Près de mille ans après le grand schisme de 1054, le chef de l’Église catholique rencontre pour la première fois le patriarche orthodoxe de Moscou. Ces retrouvailles historiques qui ont lieu à l’aéroport de Cuba scellent le réchauffement des relations entre les deux Églises. Devant un grand crucifix de style byzantin, les deux hommes se donnent l’accolade en s’embrassant sur les joues. Le lent rapprochement entre les deux Églises s’interrompra brutalement avec la guerre en Ukraine. Les désaccords générés par le conflit éclatent au grand jour, le pape François demandant à Cyrille de ne pas devenir «l’enfant de chœur de Poutine».
«Nous sommes tous des migrants». Avril 2016, le pape François veut marquer les consciences européennes.
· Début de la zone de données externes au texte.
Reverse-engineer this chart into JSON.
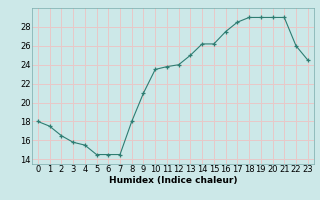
{
  "x": [
    0,
    1,
    2,
    3,
    4,
    5,
    6,
    7,
    8,
    9,
    10,
    11,
    12,
    13,
    14,
    15,
    16,
    17,
    18,
    19,
    20,
    21,
    22,
    23
  ],
  "y": [
    18,
    17.5,
    16.5,
    15.8,
    15.5,
    14.5,
    14.5,
    14.5,
    18,
    21,
    23.5,
    23.8,
    24,
    25,
    26.2,
    26.2,
    27.5,
    28.5,
    29,
    29,
    29,
    29,
    26,
    24.5
  ],
  "line_color": "#2e7d72",
  "marker_color": "#2e7d72",
  "bg_color": "#cce8e8",
  "grid_color": "#e8c8c8",
  "xlabel": "Humidex (Indice chaleur)",
  "ylim": [
    13.5,
    30
  ],
  "xlim": [
    -0.5,
    23.5
  ],
  "yticks": [
    14,
    16,
    18,
    20,
    22,
    24,
    26,
    28
  ],
  "xtick_labels": [
    "0",
    "1",
    "2",
    "3",
    "4",
    "5",
    "6",
    "7",
    "8",
    "9",
    "10",
    "11",
    "12",
    "13",
    "14",
    "15",
    "16",
    "17",
    "18",
    "19",
    "20",
    "21",
    "22",
    "23"
  ],
  "label_fontsize": 6.5,
  "tick_fontsize": 6
}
Alors que la Méditerranée est encore le lieu de drames humains et que des milliers de réfugiés se retrouvent dans des centres que le pontife dénoncera comme étant des «camps de concentration», François se déplace en Grèce et visite un camp de réfugiés à Lesbos avec le patriarche de Constantinople Bartholomée et de Ieronymos, l’archevêque orthodoxe d’Athènes et de toute la Grèce. À son retour, il crée la surprise en faisant monter 12 migrants dans son avion, dont six enfants. Les 3 familles musulmanes viennent de Syrie.
Ce n’est pas leur première accolade. Mais celle d’Abou Dhabi, le 4 février 2019, dans la Péninsule arabique, est historique. Depuis plusieurs mois déjà, le pape François et le Grand imam d’Al-Azhar Ahmad Al-Tayyeb préparent une déclaration sur la Fraternité humaine. 800 ans après la rencontre entre François d’Assise et le sultan al-Malik al-Kamil, les deux chefs religieux se retrouvent pour signer un texte qui prône la paix et condamne les justifications de la violence commise au nom de Dieu. Un acte fort qui a lieu à la fin d’une décennie marquée notamment par les violences de Daech. En mars 2021, le pape François rencontrera en Irak la plus grande autorité spirituelle des musulmans chiites, le grand ayatollah Ali al-Sistani.
Le 266e pape à genoux devant les deux responsables du Soudan du Sud, leur embrassant les pieds pour appuyer sa supplication de paix. En ce mois d’avril 2019, l’image hors du commun fait le tour du monde. Par cette action qui a surpris jusqu’à ses plus proches collaborateurs, le pape François met un coup de projecteur sur la situation tragique d’un pays qui n’a connu que la guerre depuis sa création en 2011. Dans le sillage de ce geste, le pape se rendra au Soudan du Sud en février 2023 avec l’archevêque de Canterbury et le modérateur de l’Église d’Écosse pour réitérer un appel à la paix.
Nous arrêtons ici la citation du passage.